TREX-CoE / trexio_tools

Set of tools for trexio files
BSD 3-Clause "New" or "Revised" License
18 stars 8 forks source link

Updating the doc entry for MOTYPE #21

Closed neelravi closed 1 year ago

neelravi commented 1 year ago

The documentation entry for the option --motype has been updated.

Available options for GAMESS output files are: "RHF", "MCSCF", "GUGA", and "Natural"

scemama commented 1 year ago

Sorry for the delay! I thought it was already merged...

q-posev commented 1 year ago

@neelravi @scemama

Sorry, I am a bit confused here. What was the motivation of this MR? In the original code, the user at least could see possible options for mo_type.

What should they do now? A list of possible mo_type options should be documented somewhere. This line For example, GAMESS has RHF, MCSCF, GUGA, and Natural as possible MO types does not help.

neelravi commented 1 year ago

@q-posev @scemama I agree that a comprehensive list of mo_types should be made available. Currently, the help-entry shows:

-x, --motype=MO_TYPE Type of the molecular orbitals. For example, GAMESS has RHF, MCSCF, GUGA, and Natural as possible MO types.

Claudia had asked for this change. It prevents the user from giving wrong mo_type options for incompatible input file type (i.e. GUGA for molden or pyscf).
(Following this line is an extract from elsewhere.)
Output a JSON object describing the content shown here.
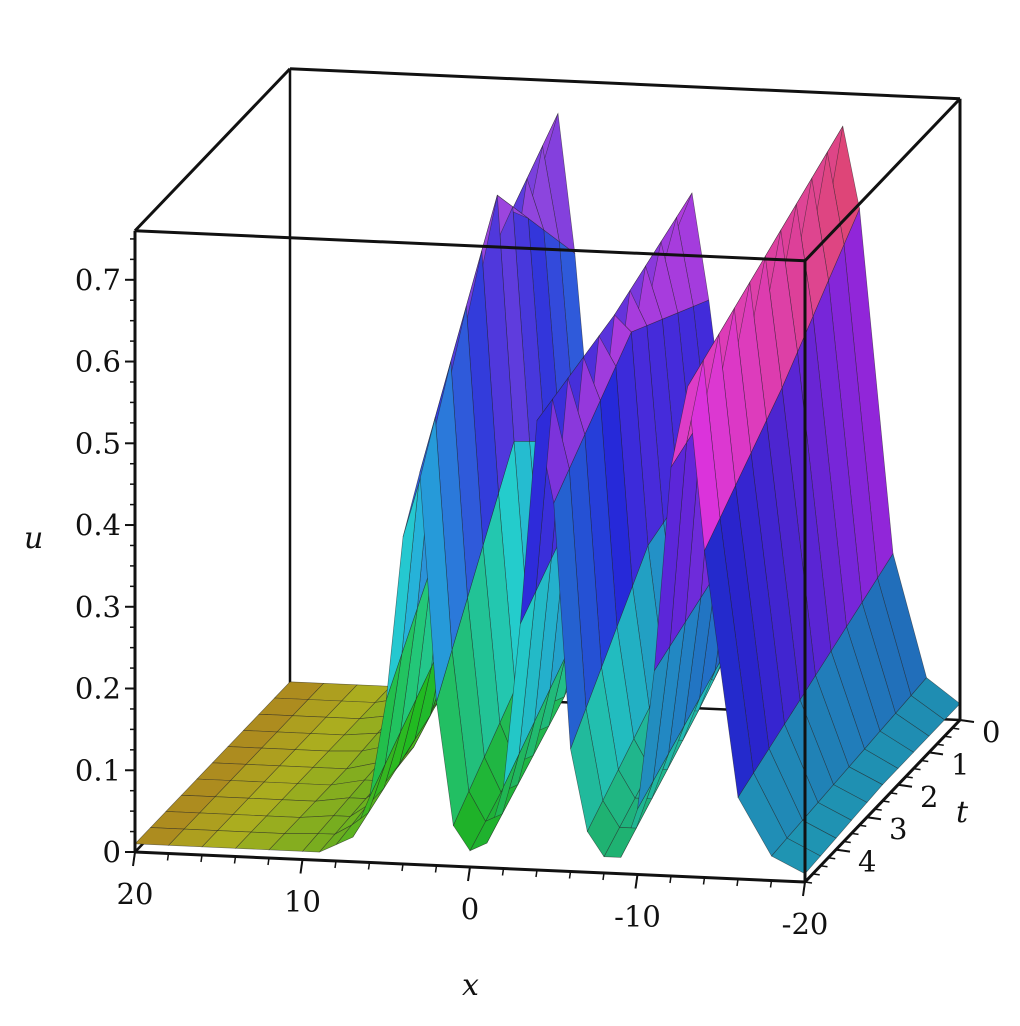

The updated doc entry given only a suggestion what should go into mo_type.

I have a suggestion to eliminate this issue completely by making a small script (something like this):

import resultsFile

file = resultsFile.getFile("thiophene.g09.out")
print('recognized as', str(file).split('.')[-1].split()[0])
print(file.mo_types)

file = resultsFile.getFile("thiophene.gms.out")
print('recognized as', str(file).split('.')[-1].split()[0])
print(file.mo_types)

file = resultsFile.getFile("GAMESS_CAS.log")
print('recognized as', str(file).split('.')[-1].split()[0])
print(file.mo_types)

This will run before you run trexio convert-from and let the user see what are the available mo_types.

q-posev commented 1 year ago

Hm, still not getting this.

If RHF, MCSCF, GUGA, Natural are the only options for mo_type, they should be listed just like all other options are listed between square brackets (like the outdated [natural | initial | guga-initial | guga-natural] line that you removed). The new help message is confusing: should the user use the upper case letter for mo_type? Will natural work or only Natural? If these are only options related to GAMESS code - the corresponding logic should go inside the code and should raise a clear error when wrong combination of options is provided.

For the available mo_types for a given file: you can do a separate CLI like trexio get_mo_types <QM_FILE>. It should not happen during conversion to TREXIO.

scemama commented 1 year ago

Maybe we should define a list of possible keywords for MO types in trexio_tools, and have a dictionary to convert from our own keywords to the ones specific to the codes.

For example, we could have in trexio_tools Initial | SCF | Natural and then decide to what it corresponds. For GAMESS, SCF would correspond to RHF, ROHF, UHF or MCSCF depending on the GAMESS output. It could also correspond to Kohn-Sham orbitals for instance.